López Obrador kämpft für Neuauszählung

Tausende Anhänger des bei den Wahlen knapp unterlegenen Kandidaten blockieren weiter Mexiko-Stadt

MEXIKO-STADT taz ■ Der Streit um den Ausgang der mexikanischen Präsidentschaftswahl spitzt sich weiter zu. Zeltlager, Versammlungen und unzählige Stände der Partei der Demokratischen Revolution (PRD) legten über die Woche hinweg das Zentrum von Mexiko-Stadt lahm. Aus dem ganzen Land reisten Anhänger des unterlegenen PRD-Kandidaten Andrés Manuel López Obrador an, um eine Neuauszählung der Stimmen zu fordern.

Der gemäßigt linke López Obrador bekräftigte indes den Vorwurf, sein konservativer Konkurrent Felipe Calderón habe die Wahlen nur durch einen groß angelegten Betrug gewonnen. Man werde erst Ruhe geben, wenn „Stimme für Stimme, Wahllokal für Wahllokal“ neu ausgezählt würden, stellte er am Donnerstag vor seinen Anhängern im Zentrum der mexikanischen Hauptstadt klar. Zuvor hatten einige hundert Menschen mehrere Stunden lang die Zugänge zur mexikanischen Börse blockiert.
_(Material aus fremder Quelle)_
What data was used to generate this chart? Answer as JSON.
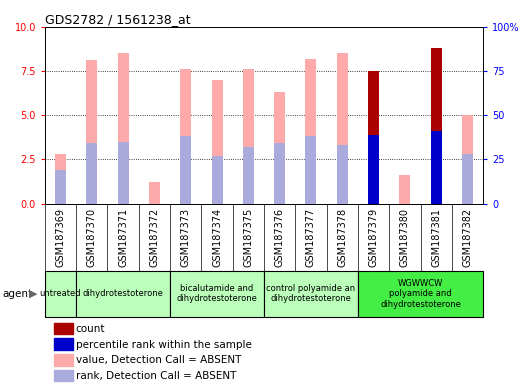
{
  "title": "GDS2782 / 1561238_at",
  "samples": [
    "GSM187369",
    "GSM187370",
    "GSM187371",
    "GSM187372",
    "GSM187373",
    "GSM187374",
    "GSM187375",
    "GSM187376",
    "GSM187377",
    "GSM187378",
    "GSM187379",
    "GSM187380",
    "GSM187381",
    "GSM187382"
  ],
  "value_absent": [
    2.8,
    8.1,
    8.5,
    1.2,
    7.6,
    7.0,
    7.6,
    6.3,
    8.2,
    8.5,
    0.0,
    1.6,
    0.0,
    5.0
  ],
  "rank_absent": [
    1.9,
    3.4,
    3.5,
    0.0,
    3.8,
    2.7,
    3.2,
    3.4,
    3.8,
    3.3,
    0.0,
    0.0,
    0.0,
    2.8
  ],
  "count_present": [
    0,
    0,
    0,
    0,
    0,
    0,
    0,
    0,
    0,
    0,
    7.5,
    0,
    8.8,
    0
  ],
  "percentile_present": [
    0,
    0,
    0,
    0,
    0,
    0,
    0,
    0,
    0,
    0,
    3.9,
    0,
    4.1,
    0
  ],
  "ylim_left": [
    0,
    10
  ],
  "ylim_right": [
    0,
    100
  ],
  "yticks_left": [
    0,
    2.5,
    5.0,
    7.5,
    10
  ],
  "yticks_right": [
    0,
    25,
    50,
    75,
    100
  ],
  "group_bounds": [
    {
      "label": "untreated",
      "start": 0,
      "end": 1,
      "color": "#bbffbb"
    },
    {
      "label": "dihydrotestoterone",
      "start": 1,
      "end": 4,
      "color": "#bbffbb"
    },
    {
      "label": "bicalutamide and\ndihydrotestoterone",
      "start": 4,
      "end": 7,
      "color": "#bbffbb"
    },
    {
      "label": "control polyamide an\ndihydrotestoterone",
      "start": 7,
      "end": 10,
      "color": "#bbffbb"
    },
    {
      "label": "WGWWCW\npolyamide and\ndihydrotestoterone",
      "start": 10,
      "end": 14,
      "color": "#44ee44"
    }
  ],
  "color_value_absent": "#ffaaaa",
  "color_rank_absent": "#aaaadd",
  "color_count": "#aa0000",
  "color_percentile": "#0000cc",
  "bar_width": 0.35,
  "title_fontsize": 9,
  "tick_fontsize": 7,
  "label_fontsize": 7.5,
  "bg_gray": "#d8d8d8"
}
Mit der Radikalisierung des von López Obrador ausgerufenen „zivilen Widerstands“ hat sich auch der Ton der Gegenseite verschärft. Die politische Front verläuft vor allem zwischen der von Calderóns Partei der Nationalen Aktion (PAN) gestellten Bundesregierung und dem PRD-geführten Bürgermeisteramt der Hauptstadt. Mexikos Innenminister Carlos Abascal bezeichnete die 47 Protestcamps, die sich zehn Kilometer entlang der Prachtstraße „Reforma“ ziehen, als „illegale Blockaden“. Er rief den PRD-Bürgermeister Alejandro Encinas dazu auf, „für Ordnung zu sorgen und die Freiheit aller Bürger zu gewährleisten“. Encinas sieht jedoch keinen Handlungsbedarf. Die Lokalregierung unterstützt vielmehr die Infrastruktur für die Zeltlager.
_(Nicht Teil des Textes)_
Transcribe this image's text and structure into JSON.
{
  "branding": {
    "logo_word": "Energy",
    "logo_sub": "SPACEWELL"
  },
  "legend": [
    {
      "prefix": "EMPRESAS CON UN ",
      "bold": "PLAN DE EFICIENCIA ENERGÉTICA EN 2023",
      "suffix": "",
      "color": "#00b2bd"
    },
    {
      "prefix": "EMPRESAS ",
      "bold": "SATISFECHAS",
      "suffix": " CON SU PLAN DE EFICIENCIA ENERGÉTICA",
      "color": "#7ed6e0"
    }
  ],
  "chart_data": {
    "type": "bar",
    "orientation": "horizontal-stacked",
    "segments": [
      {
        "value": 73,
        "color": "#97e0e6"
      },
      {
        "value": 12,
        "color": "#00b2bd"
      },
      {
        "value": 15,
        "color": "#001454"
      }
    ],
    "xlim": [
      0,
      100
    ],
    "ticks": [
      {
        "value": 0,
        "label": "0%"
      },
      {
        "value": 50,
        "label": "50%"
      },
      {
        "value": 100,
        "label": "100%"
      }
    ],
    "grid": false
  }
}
Unternehmervertreter sprechen indes von Millionenverlusten. Etwa die Hälfte der Hotelreservierungen sei gestrichen worden, 32.000 Geschäfte und Betriebe müssten herbe Einbußen hinnehmen, erklärte der Präsident der Nationalen Kammer für Handel, Dienstleistungen und Tourismus, Antonio Mahbub Sarquis. Auch Mitstreiter von López Obrador kritisieren die Aktionen. Schriftsteller Carlos Monsiváis hält die Blockaden für eine „unsensible Sache“, durch die man die arme Bevölkerung schädige. Andere befürchten eine unkalkulierbare Eskalation.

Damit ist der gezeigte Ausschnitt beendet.